«En observant l'image, j'y ai immédiatement vu cette araignée», explique Kyungjin Kim, ancienne postdoc en génie mécanique. | Photo: Kyungjin Kim

«Il m’a fallu sept mois de travail pour obtenir un résultat», sourit Kyungjin Kim, professeure assistante en génie mécanique à l’Université du Connecticut aux Etats-Unis. Et quel résultat! Un tout petit point de corrosion invisible à l’oeil nu. Car sur cette image, point d’araignée monstrueuse sous un ciel d’aurores boréales, mais l’usure d’un film barrière observée au microscope électronique. Un détail d’à peine 100 micromètres carrés.

Lors de son postdoc à l’EPFL, Kyungjin Kim s’est intéressée à la longévité des dispositifs électroniques implantables, tels que les neuroprothèses. Sans protection, la durée de vie dans le corps humain de ces implants extrêmement fins n’excède pas un mois. Pour essayer de l’allonger, la scientifique a testé leur encapsulage dans un film barrière constitué de six dyades d’oxydes métalliques ultraminces et d’un polymère. Et elle l’a mis à l’épreuve. Concrètement: elle l’a plongé dans une solution qui imite les conditions du corps humain, mais portée à une température de 80 degrés. De quoi accélérer environ 20 fois le processus d’usure du film. Pendant longtemps, il ne s’est rien passé. Puis, une petite zone endommagée est apparue. Pour savoir par quel phénomène, la scientifique l’a observée au microscope électronique: c’était de la corrosion.

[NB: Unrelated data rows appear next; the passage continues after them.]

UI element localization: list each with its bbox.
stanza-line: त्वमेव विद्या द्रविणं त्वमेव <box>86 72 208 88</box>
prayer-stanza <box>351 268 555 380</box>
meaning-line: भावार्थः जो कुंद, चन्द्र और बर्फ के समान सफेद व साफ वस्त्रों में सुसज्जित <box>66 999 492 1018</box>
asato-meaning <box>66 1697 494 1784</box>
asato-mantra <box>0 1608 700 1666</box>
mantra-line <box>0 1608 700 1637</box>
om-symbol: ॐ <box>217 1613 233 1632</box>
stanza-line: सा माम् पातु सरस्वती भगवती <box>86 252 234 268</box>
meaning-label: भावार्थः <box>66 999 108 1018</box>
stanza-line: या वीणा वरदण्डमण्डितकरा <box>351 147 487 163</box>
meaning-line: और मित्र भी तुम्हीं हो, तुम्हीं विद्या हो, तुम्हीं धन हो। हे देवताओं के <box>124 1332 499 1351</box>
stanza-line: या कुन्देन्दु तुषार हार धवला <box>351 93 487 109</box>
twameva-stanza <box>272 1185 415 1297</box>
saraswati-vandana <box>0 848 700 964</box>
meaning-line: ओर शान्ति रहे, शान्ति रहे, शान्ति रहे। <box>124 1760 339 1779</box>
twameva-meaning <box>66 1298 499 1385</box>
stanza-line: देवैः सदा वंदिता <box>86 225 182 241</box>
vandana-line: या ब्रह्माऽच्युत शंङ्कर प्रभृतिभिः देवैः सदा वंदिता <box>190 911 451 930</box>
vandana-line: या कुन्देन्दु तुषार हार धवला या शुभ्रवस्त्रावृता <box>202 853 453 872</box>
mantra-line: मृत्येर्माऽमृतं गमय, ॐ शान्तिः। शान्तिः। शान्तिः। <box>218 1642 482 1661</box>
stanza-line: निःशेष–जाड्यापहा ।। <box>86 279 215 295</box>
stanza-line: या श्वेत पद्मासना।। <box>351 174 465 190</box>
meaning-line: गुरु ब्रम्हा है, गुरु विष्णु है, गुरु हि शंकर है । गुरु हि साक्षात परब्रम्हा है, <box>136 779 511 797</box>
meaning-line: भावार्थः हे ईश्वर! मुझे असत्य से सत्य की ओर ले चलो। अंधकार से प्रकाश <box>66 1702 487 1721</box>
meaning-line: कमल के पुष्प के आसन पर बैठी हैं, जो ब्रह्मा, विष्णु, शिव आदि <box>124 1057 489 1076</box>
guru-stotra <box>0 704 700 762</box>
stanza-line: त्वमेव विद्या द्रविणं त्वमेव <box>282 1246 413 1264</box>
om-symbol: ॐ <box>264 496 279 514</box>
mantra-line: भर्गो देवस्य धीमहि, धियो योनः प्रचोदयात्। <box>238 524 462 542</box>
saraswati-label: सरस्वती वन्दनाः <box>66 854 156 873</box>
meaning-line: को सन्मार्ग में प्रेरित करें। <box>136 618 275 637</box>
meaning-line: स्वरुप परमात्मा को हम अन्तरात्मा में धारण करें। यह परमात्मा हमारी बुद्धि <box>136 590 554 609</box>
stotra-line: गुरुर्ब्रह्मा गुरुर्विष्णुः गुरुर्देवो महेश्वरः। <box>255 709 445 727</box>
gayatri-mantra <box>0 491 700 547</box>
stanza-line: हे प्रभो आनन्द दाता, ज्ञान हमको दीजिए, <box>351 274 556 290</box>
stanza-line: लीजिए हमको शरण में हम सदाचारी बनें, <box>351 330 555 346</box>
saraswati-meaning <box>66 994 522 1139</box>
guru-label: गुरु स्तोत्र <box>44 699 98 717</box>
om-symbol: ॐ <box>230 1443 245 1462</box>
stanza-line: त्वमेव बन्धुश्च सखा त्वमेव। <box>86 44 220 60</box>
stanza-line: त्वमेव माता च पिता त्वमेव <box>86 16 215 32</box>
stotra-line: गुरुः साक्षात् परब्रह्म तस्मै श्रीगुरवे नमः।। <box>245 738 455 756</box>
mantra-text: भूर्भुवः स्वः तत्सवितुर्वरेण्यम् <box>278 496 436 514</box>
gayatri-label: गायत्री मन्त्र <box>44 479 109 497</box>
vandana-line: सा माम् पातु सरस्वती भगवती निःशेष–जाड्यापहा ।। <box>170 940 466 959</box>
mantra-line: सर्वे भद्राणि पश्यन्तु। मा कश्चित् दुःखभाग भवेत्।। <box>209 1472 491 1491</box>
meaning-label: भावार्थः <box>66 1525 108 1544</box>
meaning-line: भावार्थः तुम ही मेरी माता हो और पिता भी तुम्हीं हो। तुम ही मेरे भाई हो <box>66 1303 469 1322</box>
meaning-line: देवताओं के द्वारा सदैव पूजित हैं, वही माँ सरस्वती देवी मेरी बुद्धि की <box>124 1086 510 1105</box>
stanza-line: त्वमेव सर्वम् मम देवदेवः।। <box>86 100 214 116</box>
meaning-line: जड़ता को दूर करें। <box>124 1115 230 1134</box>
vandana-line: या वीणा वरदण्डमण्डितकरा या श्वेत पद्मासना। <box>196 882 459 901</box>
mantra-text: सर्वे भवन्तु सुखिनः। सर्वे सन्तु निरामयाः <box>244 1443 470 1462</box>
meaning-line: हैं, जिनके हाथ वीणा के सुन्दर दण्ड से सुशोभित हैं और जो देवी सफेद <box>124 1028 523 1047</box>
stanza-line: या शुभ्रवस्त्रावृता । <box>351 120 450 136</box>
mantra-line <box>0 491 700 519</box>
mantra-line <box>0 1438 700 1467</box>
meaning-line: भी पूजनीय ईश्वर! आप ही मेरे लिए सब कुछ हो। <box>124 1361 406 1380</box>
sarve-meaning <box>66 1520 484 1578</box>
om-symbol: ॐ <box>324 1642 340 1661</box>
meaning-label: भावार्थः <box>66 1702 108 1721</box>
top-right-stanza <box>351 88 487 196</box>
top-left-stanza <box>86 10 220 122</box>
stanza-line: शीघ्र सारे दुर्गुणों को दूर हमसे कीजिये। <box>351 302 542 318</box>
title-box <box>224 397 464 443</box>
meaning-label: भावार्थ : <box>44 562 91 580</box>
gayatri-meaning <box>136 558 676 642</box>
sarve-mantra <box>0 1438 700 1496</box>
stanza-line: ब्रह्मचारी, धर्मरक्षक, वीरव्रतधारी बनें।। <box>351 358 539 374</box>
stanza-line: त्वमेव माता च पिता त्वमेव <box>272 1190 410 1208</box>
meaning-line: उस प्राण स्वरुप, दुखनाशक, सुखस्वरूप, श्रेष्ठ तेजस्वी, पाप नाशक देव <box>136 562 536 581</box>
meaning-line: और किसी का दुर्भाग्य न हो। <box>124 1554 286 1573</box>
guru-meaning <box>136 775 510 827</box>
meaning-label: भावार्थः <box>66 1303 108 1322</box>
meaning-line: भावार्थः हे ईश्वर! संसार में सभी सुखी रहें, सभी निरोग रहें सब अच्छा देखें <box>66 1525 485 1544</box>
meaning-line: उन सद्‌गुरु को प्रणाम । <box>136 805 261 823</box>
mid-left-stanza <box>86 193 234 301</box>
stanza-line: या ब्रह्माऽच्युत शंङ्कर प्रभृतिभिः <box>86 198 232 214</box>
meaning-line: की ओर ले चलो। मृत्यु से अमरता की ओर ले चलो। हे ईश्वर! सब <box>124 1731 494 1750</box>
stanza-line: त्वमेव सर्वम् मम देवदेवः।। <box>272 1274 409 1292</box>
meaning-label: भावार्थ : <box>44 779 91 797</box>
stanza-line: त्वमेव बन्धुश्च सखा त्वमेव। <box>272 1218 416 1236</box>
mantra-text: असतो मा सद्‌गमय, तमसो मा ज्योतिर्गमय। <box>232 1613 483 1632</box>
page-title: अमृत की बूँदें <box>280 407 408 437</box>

«Pour donner cette ambiance d’aurores boréales, j’ai coloré l’image, car elle était en noir et blanc au départ.»Kyungjin Kim

Et c’est ce que l’on peut voir sur l’image, qui est inversée verticalement. Les lignes horizontales sont les couches du film barrière; la plus épaisse, en haut, est la partie en contact avec le dispositif électronique. Ce qui ressemble à des montagnes est en réalité un artefact apparu au découpage du film. Et l’araignée est une partie du polymère du film barrière. «Je l’ai imaginée quand j’ai vu l’image, et pour la reconstituer, j’ai doublé l’image en miroir. Je l’ai aussi colorée pour donner cette ambiance d’aurores boréales, car elle était en noir et blanc au départ», explique Kyungjin Kim. Au-delà de son aspect esthétique, l’image a permis à la scientifique de vérifier que le film de protection qu’elle avait mis au point avait correctement rempli sa mission.